*Artigo do filósofo e professor da USP Vladimir Safatle, originalmente publicado no jornal Folha de São Paulo em 03/05/2019.
Quando a filosofia se tornou um dos alvos prediletos do desmonte do desgoverno Bolsonaro, alguns acharam por bem adotar a estratégia da sensibilização para o lugar da filosofia na formação de profissionais eticamente mais orientados e com capacidade de análise crítica.
Ou seja, contra a acusação de sua inutilidade seria o caso de expor, ao contrário, sua pretensa grande utilidade para a reprodução otimizada das estruturas de nossas formas de vida.

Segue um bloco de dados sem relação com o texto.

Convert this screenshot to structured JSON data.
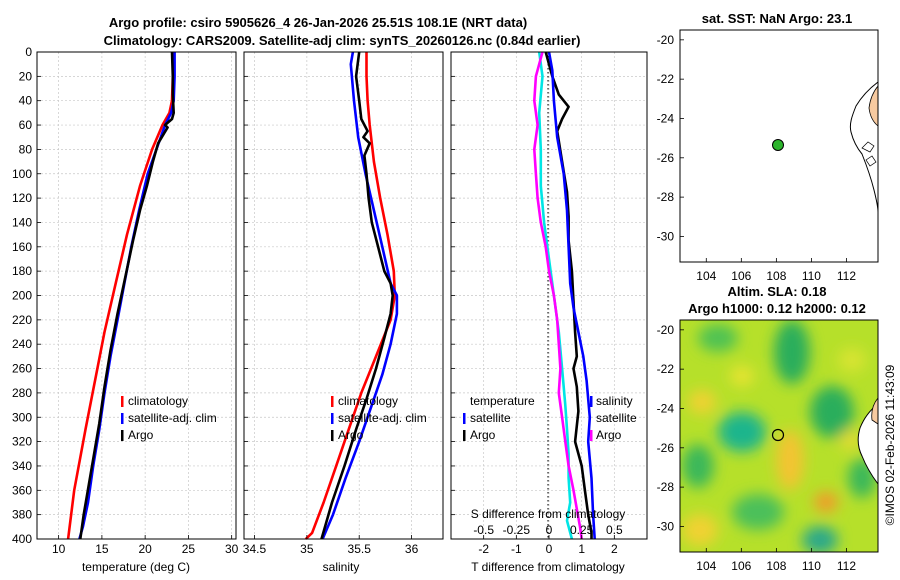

Como se este desgoverno atual fosse composto de pessoas incapazes de compreender a formação necessária e desejada para o estágio atual de nossas demandas de gerenciamento social.
No entanto, gostaria de dizer que o sr. Bolsonaro acerta quando elege a filosofia e a sociologia como seus alvos privilegiados contra a educação nacional.
Pois, enquanto existir neste país um departamento de filosofia e um departamento de sociologia, nossos alunos serão ensinados, todos os dias, a desprezar governos como este que assumiu recentemente.
Desses departamentos virão levas de jovens que farão de tudo para que este governo caia.
Não é necessário filmar aulas ou procurar outras formas de indícios. Mesmo não falando diretamente das decisões políticas e intervenções atuais, mesmo sem chamar de gato um gato, nossos alunos estão a todo momento sendo formados para desprezar e lutar continuamente contra quem governa um país da maneira com este país está a ser governado.
Quando eles aprendem a filosofia de John Locke, descobrem como, desde o século 17, a filosofia política defende o tiranicídio, ou seja, o direito de a população assassinar os tiranos que procuram submetê-la a golpes de Estado —como o que conhecemos em 1964 e tão louvado por alguns atualmente.
Quando eles abrem os livros de Spinoza, descobrem a potência da crítica às construções teológico-políticas como essas que o evangelo-fascismo de setores que tomaram de assalto o governo tenta impor à sociedade brasileira.
Quando ensinamos Rousseau aos nossos alunos, eles entendem melhor o caráter inegociável da soberania popular, com sua recusa à transferência de poder para figuras autárquicas que se julgam no direito de decidir até conteúdo de propaganda de banco.
Quando eles leem Hegel, compreendem a força de exigências de reconhecimento social das singularidades, de como a invisibilidade social é a forma suprema da inexistência.
Quando é Nietzsche o eixo do debate, fica mais claro o tipo de miséria embutida nos “valores” morais e religiosos que este desgoverno se vê no direito de empurrar goela abaixo da sociedade brasileira.
Como vocês veem, não foi necessário nem sequer falar sobre Marx, Foucault, a desconstrução, a Escola de Frankfurt e tantos outros que causam pânico no Planalto atualmente.
Como vocês veem, não é necessário falar de forma explícita sobre a política atual para que todas as consequências sejam imediatamente compreendidas pela inteligência de nossos alunos.
Ou seja, a história da filosofia é um grande combate contra aquilo que tentam fazer com a sociedade brasileira. A única maneira de parar esse combate seria, exatamente, eliminando-nos, como este governo sonha fazer.
No entanto, a universidade brasileira é composta de gerações e gerações de debates e ideias que não são apagadas ao sabor de canetadas e cortes ministeriais.
Enquanto houver um jovem com livros de Spinoza, Rousseau, Hegel, Adorno, Nietzsche, Deleuze, Lucrécio, Platão (se quiserem saber de onde veio o comunismo, leiam “A República”) esta batalha já está ganha.
Não será a gritaria de um ministro da Educação piromaníaco e irrelevante que fará alguma diferença.